Mengutip data Bloomberg, Senin, 10 Juli 2023, rupiah dibuka di level Rp15.150 per USD. Mata uang Garuda tersebut turun tujuh poin atau setara 0,05 persen dari Rp15.143 per USD pada penutupan perdagangan hari sebelumnya.
Kemudian pada pukul 10.48 WIB, rupiah kembali terjerembab ke posisi Rp15.211 per USD. Melemah sebanyak 69 poin atau setara 0,46 persen.
Sementara menukil data Yahoo Finance, rupiah pada pukul 10.48 WIB berada di level Rp15.206 per USD, turun 76 poin atau setara 0,50 persen dari Rp15.130 per USD pada penutupan perdagangan hari sebelumnya.
Analis pasar uang Ibrahim Assuaibi mengungkapkan pergerakan rupiah pada perdagangan hari ini kemungkinan besar akan kembali berada di zona merah.
"Mata uang rupiah kemungkinan dibuka berfluktuatif namun ditutup melemah di rentang Rp15.130 per USD hingga Rp15.210 per USD," jelas Ibrahim dalam analisis hariannya.
Baca juga: Duh! Dalam Seminggu, Indonesia Kehilangan Rp1,85 Triliun Dana Asing |
Dihantam masa sulit ekonomi global
Ibrahim memandang pelemahan rupiah utamanya disebabkan oleh ekonomi global yang saat ini tengah mengalami masa sulit. Bahkan, berada pada pijakan yang berbahaya.
"Hal tersebut bisa terlihat dari pelambatan yang tajam dan tersinkronisasi. Banyak pengamat yang menganggap perekonomian negara-negara di dunia 70 persen mengalami pertumbuhan yang lebih lemah tahun ini dibandingkan dengan tahun sebelumnya," tuturnya.
Tak hanya itu, penurunan ekonomi yang terjadi sifatnya drastis atau menurun tajam. Ia memperkirakan pertumbuhan global akan menurun dari tiga persen tahun lalu menjadi sekitar dua persen. Dalam kasus ekonomi maju, mengalami perlambatan bahkan lebih dalam.

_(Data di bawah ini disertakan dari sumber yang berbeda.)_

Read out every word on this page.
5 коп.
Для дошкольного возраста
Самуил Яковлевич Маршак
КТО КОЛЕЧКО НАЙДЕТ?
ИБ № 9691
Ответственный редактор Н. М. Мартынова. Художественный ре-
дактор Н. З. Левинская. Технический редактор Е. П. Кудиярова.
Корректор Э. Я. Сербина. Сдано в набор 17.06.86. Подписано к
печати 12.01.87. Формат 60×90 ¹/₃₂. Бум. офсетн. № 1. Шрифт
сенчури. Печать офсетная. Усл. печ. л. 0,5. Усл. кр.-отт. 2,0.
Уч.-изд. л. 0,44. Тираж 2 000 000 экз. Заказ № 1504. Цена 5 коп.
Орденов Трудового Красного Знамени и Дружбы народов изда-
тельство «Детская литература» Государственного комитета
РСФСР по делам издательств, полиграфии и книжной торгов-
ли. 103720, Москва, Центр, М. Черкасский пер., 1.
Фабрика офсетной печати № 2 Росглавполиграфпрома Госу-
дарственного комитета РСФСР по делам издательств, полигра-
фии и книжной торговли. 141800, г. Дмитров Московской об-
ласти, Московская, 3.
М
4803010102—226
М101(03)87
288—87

Beberapa alasan yang menyebabkan perlambatan ekonomi, salah satunya kebijakan moneter yang ketat yang sudah terjadi selama 18 bulan terakhir. Selain itu, tantangan perbankan, kondisi kredit yang memburuk, juga perdagangan global yang melambat sangat tajam turut mempengaruhi penurunan ekonomi global.
Menurut Ibrahim, semakin banyak negara yang merasakan dampak pengetatan kondisi keuangan. Inflasi, meski telah turun, masih tinggi. Sehingga mempengaruhi permintaan.
Selain itu, tantangan perbankan, kondisi kredit yang memburuk, juga perdagangan global yang melambat sangat tajam turut mempengaruhi penurunan ekonomi global.
"Kemudian dampak operasi khusus Rusia ke Ukraina, semakin memperparah kondisi ekonomi global sehingga ada masalah kepercayaan secara keseluruhan dan prospek yang tidak pasti yang mengurangi investasi di suatu negara, membuat perlambatan ekonomi semakin nyata," jelas Ibrahim.
Di sisi lain, dolar AS bertahan dalam kisaran ketat karena investor menunggu laporan pekerjaan utama AS dan menimbang prospek suku bunga Federal Reserve yang lebih tinggi untuk prospek pertumbuhan ekonomi.